HRESULT hr = device->CheckFeatureSupport(
    D3D12_FEATURE_MATRIX_OPERATION_SUPPORT,
    &opSupport,
    sizeof(opSupport));

if (SUCCEEDED(hr) && opSupport.WaveMatrixMultiply.NumShapes > 0)
{
    // Device supports FP16xFP16->FP32, check if 64x64x64 will work
    std::vector<D3D12_LINEAR_ALGEBRA_MATRIX_MULTIPLY_SHAPE> shapes(opSupport.WaveMatrixMultiply.NumShapes);
    opSupport.WaveMatrixMultiply.Shapes = shapes.data();
    hr = device->CheckFeatureSupport(
        D3D12_FEATURE_MATRIX_OPERATION_SUPPORT,
        &opSupport,
        sizeof(opSupport));
    if (SUCCEEDED(hr))
    {
        for (D3D12_LINEAR_ALGEBRA_MATRIX_MULTIPLY_SHAPE &shape : shapes)
        {
            if ((64 % shape.M) == 0 && (64 % shape.K) == 0 && (64 % shape.N) == 0)
            {
                // The driver can support this shape
                break;
            }
        }
    }
}

// Query vector-matrix multiply support
D3D12_FEATURE_DATA_MATRIX_OPERATION_SUPPORT vecMatSupport = {};
vecMatSupport.OperationType = D3D12_LINEAR_ALGEBRA_OPERATION_TYPE_THREAD_VECTOR_MATRIX_MULTIPLY;
vecMatSupport.ThreadVectorMatrixMultiply.VectorInputType = D3D12_LINEAR_ALGEBRA_DATATYPE_FLOAT16;
vecMatSupport.ThreadVectorMatrixMultiply.MatrixInputType = D3D12_LINEAR_ALGEBRA_DATATYPE_FLOAT16;
vecMatSupport.ThreadVectorMatrixMultiply.BiasInputType = D3D12_LINEAR_ALGEBRA_DATATYPE_NONE;
vecMatSupport.ThreadVectorMatrixMultiply.VectorResultType = D3D12_LINEAR_ALGEBRA_DATATYPE_FLOAT16;

hr = device->CheckFeatureSupport(
    D3D12_FEATURE_MATRIX_OPERATION_SUPPORT,
    &vecMatSupport,
    sizeof(vecMatSupport));

if (SUCCEEDED(hr) && vecMatSupport.ThreadVectorMatrixMultiply.Supported)
{
    // Device supports this vector-matrix operation configuration
}

D3D12_LINEAR_ALGEBRA_TIER

The D3D12_LINEAR_ALGEBRA_TIER enumeration is the primary mechanism for standardizing linear algebra support across D3D12 hardware.

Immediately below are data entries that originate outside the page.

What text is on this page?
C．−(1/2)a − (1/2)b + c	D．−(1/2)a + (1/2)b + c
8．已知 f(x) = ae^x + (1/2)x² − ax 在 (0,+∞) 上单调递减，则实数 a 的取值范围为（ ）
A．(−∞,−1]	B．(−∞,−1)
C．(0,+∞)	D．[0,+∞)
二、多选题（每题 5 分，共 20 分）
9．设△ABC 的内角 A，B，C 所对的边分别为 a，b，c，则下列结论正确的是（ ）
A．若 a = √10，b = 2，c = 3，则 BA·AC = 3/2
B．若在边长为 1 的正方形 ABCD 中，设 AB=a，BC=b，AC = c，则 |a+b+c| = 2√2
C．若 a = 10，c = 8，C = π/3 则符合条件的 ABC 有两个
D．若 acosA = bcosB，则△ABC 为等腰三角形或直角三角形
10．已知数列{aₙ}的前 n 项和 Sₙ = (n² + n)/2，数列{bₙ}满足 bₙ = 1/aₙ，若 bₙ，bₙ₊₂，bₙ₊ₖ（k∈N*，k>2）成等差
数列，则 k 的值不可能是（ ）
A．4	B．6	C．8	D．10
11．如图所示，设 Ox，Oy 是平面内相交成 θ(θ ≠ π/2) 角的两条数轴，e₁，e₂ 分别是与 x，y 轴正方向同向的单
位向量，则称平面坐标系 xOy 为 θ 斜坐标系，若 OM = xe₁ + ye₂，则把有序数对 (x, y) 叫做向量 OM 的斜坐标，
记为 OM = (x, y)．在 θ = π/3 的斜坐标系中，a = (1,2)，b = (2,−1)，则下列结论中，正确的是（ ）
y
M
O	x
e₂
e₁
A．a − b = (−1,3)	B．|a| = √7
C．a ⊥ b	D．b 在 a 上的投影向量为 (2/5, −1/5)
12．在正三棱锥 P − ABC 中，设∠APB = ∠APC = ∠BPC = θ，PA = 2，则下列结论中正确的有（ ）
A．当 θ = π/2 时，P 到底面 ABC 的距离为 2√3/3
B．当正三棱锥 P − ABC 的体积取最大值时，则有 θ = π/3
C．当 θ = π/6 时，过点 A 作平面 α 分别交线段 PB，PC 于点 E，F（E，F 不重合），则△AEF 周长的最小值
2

By defining discrete tiers with mandatory format and dimension support, this system eliminates the need for developers to query and handle dozens of individual capability bits for different combinations of data types, matrix sizes, and operation scopes. Each tier represents a well-tested, cohesive set of capabilities that hardware vendors commit to supporting in their entirety, ensuring that applications can target a specific tier and rely on all associated features being available.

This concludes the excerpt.